Toil rose 30% in 2025, the first increase in five years. The irony is that more tooling contributed to it. Teams added monitoring layers, each with its own alerting logic, and nobody deleted the alerts that stopped being actionable. The Google SRE Workbook recommends a maximum of two actionable incidents per shift as a sustainable baseline. If your team is consistently seeing eight to ten, you don't have an on-call problem - you have an alerting problem.
AI that clusters and de-duplicates alerts addresses this directly. PagerDuty uses AI-powered alert grouping to reduce alert noise by up to 98%, with automatic pattern recognition grouping relevant warnings so on-call engineers receive fewer notifications. Whether those numbers hold in practice varies by stack, but the direction is right.
There's an honest limitation worth naming. IBM Research's ITBench benchmark, published as an ICML 2025 spotlight paper, tested 94 real-world IT automation scenarios across SRE, FinOps, and CISO domains. State-of-the-art models resolved only 13.8% of SRE scenarios autonomously. The AI SRE that fully replaces human judgment in production isn't here. What is here is AI that reduces the cognitive setup cost at shift start - summarizing what happened, flagging what's uncertain, and noting what still needs eyes.
Teams should be careful about where handoffs live. The incoming engineer should be free to disagree with earlier choices, but they should not have to reverse-engineer them from logs and vibes.

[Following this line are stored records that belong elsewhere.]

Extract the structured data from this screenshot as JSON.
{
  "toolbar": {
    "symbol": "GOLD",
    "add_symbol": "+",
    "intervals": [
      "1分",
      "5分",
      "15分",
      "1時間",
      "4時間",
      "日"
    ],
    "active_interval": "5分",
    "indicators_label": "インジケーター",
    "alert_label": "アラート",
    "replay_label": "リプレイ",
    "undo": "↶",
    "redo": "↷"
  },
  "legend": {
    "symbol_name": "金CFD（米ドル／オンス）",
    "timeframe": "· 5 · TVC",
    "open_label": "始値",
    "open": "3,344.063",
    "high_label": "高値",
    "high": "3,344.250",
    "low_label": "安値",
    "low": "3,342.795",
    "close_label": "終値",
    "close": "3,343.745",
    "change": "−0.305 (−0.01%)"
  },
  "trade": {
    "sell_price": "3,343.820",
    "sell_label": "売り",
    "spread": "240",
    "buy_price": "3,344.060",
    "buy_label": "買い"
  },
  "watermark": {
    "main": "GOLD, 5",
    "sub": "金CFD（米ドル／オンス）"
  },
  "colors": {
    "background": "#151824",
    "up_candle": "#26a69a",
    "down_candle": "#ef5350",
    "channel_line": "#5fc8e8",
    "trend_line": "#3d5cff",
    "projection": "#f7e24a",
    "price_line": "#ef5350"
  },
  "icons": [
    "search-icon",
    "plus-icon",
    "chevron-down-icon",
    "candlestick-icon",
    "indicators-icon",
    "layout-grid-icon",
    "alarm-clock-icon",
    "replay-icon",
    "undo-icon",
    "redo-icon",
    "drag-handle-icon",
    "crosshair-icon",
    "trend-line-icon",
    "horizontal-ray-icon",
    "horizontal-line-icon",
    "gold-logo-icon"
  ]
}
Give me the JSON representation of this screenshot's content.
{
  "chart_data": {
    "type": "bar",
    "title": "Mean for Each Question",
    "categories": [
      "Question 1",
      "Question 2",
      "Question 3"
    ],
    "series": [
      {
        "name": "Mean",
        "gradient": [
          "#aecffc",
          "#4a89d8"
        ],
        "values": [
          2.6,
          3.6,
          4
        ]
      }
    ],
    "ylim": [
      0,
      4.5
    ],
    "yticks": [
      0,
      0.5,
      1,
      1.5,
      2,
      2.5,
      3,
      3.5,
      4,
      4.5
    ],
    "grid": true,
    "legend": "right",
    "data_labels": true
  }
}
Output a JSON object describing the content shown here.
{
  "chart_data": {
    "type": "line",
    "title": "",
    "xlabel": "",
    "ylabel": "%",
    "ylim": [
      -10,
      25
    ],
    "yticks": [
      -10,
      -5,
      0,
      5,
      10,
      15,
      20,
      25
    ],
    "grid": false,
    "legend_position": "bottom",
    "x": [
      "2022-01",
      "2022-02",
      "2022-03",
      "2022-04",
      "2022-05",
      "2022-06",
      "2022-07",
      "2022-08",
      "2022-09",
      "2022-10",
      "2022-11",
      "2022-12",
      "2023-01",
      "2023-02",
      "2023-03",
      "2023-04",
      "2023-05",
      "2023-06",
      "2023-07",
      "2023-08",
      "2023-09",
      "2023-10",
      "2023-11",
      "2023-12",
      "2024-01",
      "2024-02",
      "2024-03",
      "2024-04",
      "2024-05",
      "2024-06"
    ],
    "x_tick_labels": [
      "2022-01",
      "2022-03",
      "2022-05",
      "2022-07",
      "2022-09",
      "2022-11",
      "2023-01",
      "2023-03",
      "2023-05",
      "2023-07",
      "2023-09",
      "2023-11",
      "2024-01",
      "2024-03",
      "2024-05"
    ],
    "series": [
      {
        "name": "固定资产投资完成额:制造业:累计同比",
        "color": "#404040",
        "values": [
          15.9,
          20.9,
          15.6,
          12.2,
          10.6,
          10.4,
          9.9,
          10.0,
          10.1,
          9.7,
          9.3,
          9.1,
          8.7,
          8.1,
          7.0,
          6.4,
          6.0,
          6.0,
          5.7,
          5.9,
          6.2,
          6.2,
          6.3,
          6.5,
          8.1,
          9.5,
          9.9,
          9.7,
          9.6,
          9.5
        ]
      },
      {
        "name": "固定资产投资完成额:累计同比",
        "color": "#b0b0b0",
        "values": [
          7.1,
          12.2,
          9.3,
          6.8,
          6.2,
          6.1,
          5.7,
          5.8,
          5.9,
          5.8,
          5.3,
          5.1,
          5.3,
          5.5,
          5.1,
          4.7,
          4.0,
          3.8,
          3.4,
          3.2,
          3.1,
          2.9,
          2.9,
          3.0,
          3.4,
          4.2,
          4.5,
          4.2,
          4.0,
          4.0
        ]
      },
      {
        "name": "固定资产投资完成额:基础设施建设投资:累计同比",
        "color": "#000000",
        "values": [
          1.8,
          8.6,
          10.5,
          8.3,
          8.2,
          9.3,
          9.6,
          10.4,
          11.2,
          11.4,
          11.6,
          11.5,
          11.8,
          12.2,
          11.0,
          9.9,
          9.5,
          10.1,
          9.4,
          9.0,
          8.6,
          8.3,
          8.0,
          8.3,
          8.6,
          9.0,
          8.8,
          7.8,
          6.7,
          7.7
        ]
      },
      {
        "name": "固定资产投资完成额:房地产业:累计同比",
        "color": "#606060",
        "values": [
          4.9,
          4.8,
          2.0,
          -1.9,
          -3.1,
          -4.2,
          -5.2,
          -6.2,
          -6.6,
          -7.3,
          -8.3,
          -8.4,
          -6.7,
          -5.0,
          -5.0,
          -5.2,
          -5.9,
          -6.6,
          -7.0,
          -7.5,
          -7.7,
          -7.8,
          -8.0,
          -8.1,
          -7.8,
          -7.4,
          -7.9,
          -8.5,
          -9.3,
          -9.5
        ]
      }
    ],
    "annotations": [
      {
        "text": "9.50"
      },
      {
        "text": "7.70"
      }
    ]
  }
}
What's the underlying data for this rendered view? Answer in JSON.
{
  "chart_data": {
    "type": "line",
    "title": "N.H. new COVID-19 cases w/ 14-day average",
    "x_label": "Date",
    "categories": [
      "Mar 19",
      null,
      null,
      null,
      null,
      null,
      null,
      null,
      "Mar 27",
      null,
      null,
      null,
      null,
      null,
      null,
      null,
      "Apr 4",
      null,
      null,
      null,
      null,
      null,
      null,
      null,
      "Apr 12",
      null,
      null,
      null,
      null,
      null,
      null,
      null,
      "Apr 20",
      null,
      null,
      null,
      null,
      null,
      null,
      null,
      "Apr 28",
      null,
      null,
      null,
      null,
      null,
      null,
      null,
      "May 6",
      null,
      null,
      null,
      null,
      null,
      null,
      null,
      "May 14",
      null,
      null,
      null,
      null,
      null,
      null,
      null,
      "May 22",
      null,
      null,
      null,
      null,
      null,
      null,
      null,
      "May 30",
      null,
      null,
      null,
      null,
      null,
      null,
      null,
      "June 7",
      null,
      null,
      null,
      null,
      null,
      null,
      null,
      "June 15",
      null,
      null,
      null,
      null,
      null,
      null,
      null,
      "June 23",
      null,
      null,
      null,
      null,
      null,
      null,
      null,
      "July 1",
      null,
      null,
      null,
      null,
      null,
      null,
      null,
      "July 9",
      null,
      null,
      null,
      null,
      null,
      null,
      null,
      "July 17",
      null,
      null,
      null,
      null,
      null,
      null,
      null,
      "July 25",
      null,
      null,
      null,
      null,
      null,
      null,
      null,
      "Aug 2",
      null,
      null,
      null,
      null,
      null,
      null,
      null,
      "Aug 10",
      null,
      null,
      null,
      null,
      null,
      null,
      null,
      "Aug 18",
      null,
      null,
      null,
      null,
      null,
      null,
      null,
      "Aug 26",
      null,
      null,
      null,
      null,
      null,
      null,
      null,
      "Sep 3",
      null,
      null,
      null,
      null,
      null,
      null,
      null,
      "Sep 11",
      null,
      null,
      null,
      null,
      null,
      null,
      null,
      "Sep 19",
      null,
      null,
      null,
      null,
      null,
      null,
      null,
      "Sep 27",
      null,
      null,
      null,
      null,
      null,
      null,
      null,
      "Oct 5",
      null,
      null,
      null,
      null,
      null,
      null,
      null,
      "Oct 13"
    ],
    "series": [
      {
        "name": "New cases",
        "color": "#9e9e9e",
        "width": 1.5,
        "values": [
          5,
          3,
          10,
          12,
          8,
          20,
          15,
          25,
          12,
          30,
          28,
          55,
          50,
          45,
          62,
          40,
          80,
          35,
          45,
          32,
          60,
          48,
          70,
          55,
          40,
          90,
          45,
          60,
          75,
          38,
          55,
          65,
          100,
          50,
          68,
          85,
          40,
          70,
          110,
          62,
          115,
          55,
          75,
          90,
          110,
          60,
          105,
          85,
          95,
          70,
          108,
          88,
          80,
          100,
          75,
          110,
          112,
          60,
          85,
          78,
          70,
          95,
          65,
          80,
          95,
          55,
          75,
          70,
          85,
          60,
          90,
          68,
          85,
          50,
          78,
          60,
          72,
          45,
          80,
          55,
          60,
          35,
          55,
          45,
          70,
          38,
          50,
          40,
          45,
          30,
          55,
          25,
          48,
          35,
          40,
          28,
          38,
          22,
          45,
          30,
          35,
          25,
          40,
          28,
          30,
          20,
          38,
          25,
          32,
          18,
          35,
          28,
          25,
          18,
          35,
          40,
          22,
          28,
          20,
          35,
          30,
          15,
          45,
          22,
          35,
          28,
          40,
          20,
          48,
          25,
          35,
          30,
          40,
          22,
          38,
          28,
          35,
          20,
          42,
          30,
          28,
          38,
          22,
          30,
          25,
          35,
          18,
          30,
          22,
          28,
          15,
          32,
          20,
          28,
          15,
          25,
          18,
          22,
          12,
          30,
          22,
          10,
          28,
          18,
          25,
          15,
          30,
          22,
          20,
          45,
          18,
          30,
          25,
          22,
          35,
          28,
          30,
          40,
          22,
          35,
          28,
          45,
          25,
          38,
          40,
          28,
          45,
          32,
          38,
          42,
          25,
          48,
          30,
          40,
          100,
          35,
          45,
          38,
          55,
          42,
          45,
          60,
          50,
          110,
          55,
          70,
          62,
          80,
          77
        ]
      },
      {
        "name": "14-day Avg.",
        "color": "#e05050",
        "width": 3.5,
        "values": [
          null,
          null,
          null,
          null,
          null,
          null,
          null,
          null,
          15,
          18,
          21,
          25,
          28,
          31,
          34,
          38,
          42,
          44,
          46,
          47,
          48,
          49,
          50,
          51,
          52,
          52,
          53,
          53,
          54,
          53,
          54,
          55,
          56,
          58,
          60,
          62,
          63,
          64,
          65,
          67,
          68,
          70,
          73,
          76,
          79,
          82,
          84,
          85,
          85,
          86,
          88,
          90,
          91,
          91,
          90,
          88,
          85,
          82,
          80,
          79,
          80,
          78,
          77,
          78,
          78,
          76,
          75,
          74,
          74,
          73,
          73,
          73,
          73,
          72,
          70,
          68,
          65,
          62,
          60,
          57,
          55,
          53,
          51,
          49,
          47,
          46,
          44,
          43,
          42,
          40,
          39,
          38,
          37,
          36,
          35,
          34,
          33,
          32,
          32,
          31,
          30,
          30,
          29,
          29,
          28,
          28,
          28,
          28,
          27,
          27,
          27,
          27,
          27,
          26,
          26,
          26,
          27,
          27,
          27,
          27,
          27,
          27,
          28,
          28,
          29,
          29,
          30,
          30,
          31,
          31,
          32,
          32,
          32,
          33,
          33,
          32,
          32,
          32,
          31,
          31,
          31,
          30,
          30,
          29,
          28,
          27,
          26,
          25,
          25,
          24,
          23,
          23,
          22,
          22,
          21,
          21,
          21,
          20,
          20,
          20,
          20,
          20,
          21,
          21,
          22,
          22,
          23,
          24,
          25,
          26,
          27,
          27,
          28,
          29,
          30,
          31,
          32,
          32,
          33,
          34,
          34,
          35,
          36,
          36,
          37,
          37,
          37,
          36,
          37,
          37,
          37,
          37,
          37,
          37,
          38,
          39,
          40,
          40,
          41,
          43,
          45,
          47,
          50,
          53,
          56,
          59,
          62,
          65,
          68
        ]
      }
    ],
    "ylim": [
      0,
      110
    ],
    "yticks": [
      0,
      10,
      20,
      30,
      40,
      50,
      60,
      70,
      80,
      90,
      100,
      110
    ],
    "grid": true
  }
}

That last phrase is exact. Logs are complete records of what the system did. They are not records of what the on-call engineer was thinking when they made a call at midnight. The decision context - "we rolled back because we suspected the cache, not the deploy" - lives in Slack or in nobody's head. Structured handoffs surface patterns across rotations, such as recurring alerts, repeated escalations, and knowledge gaps, that would otherwise stay invisible until they cause a major incident.
The platform landscape is also shifting. Atlassian ended OpsGenie new sales on June 4, 2025, with full shutdown scheduled for April 5, 2027. Teams migrating now are picking between tools with different philosophies: PagerDuty as the deep-integration alerting engine, incident.io as the strongest Slack-native on-call experience, with AI-generated post-mortems , and newer entrants like Rootly, which is the AI-first pick for fast-growing mid-market and enterprise teams that live in Slack or Teams.
The migration is an opportunity. Whichever tool replaces OpsGenie, the handoff workflow shouldn't be rebuilt to match the old one. The old one was probably a Confluence page updated once a week by whoever had the energy.
Build the handoff first. Then pick the tool that makes it automatic.